Il est bon de se souvenir que le Mexique a ratifié la Convention des Droits de l’Enfant des Nations Unies. Ce document établi que les enfants ont le droit de vivre dans des conditions d’hygiène adaptées à leur développement ; à être protégés contre l’exploitation économique et de tout travail qui pourrait leur causer tort ; à la récupération physique et psychologique s’ils ont été victimes de mauvais traitements ; à recevoir une éducation ; à jouer et à se reposer ; à vivre avec leur famille dans un endroit sûr ; à exprimer leurs opinions et à ce qu’elles soient tenues en compte ; à la liberté de pensée et de religion.
Pour des milliers d’enfants du Chiapas, ces droits sont systématiquement violés.
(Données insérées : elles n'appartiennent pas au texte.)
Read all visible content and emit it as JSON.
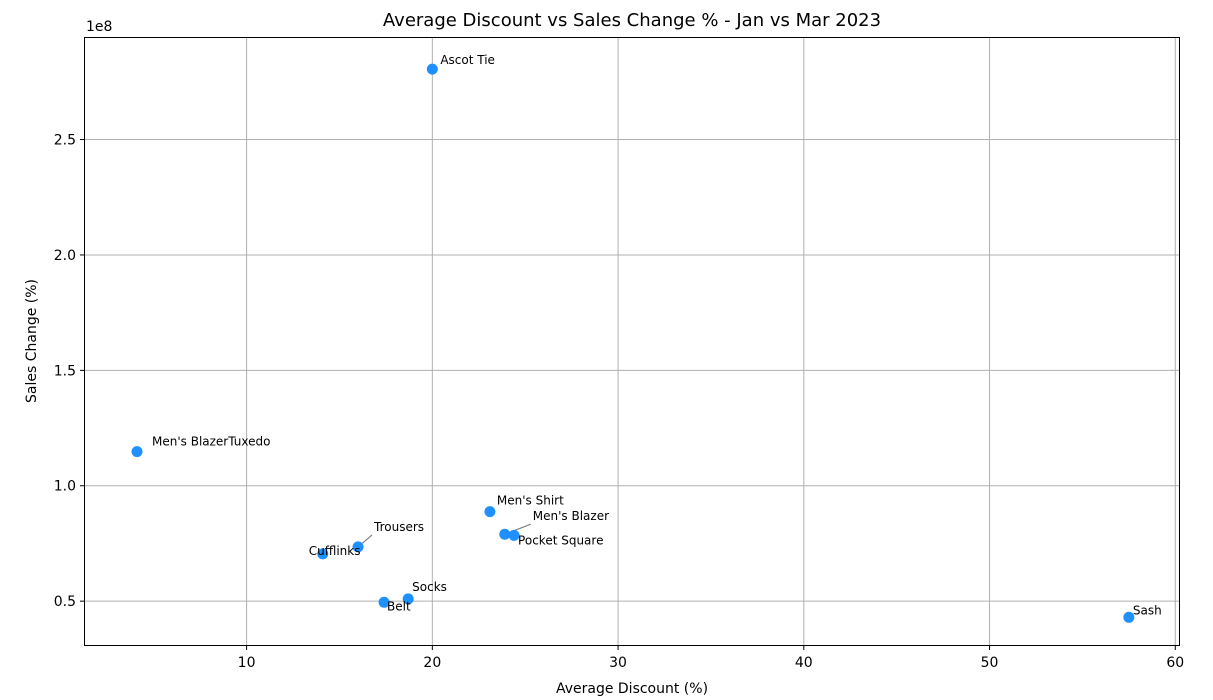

Ils vivent sous la menace permanente d’être blessés ou tués ; ils doivent faire face à l’influence des militaires et paramilitaires ; ils vendent leurs corps pour survivre ; ils ont perdu leurs maisons, leurs animaux, leurs êtres les plus chers et leurs voisins ; ils sont privés d’éducation et d’attention médicale ; ils sont pris au milieu d’un conflit dont ils n’ont pas la responsabilité et dont ils hériteront des conséquences. Il reste encore à voir quels seront les effets de cette guerre de basse intensité à long terme sur ces enfants qui deviendront adultes et auront des enfants à leur tour. Le futur de la société mexicaine dépend clairement de la santé émotionnelle et physique de ces enfants ; et la paix véritable ne pourra être atteinte que si les besoins de ces enfants se trouvent couverts.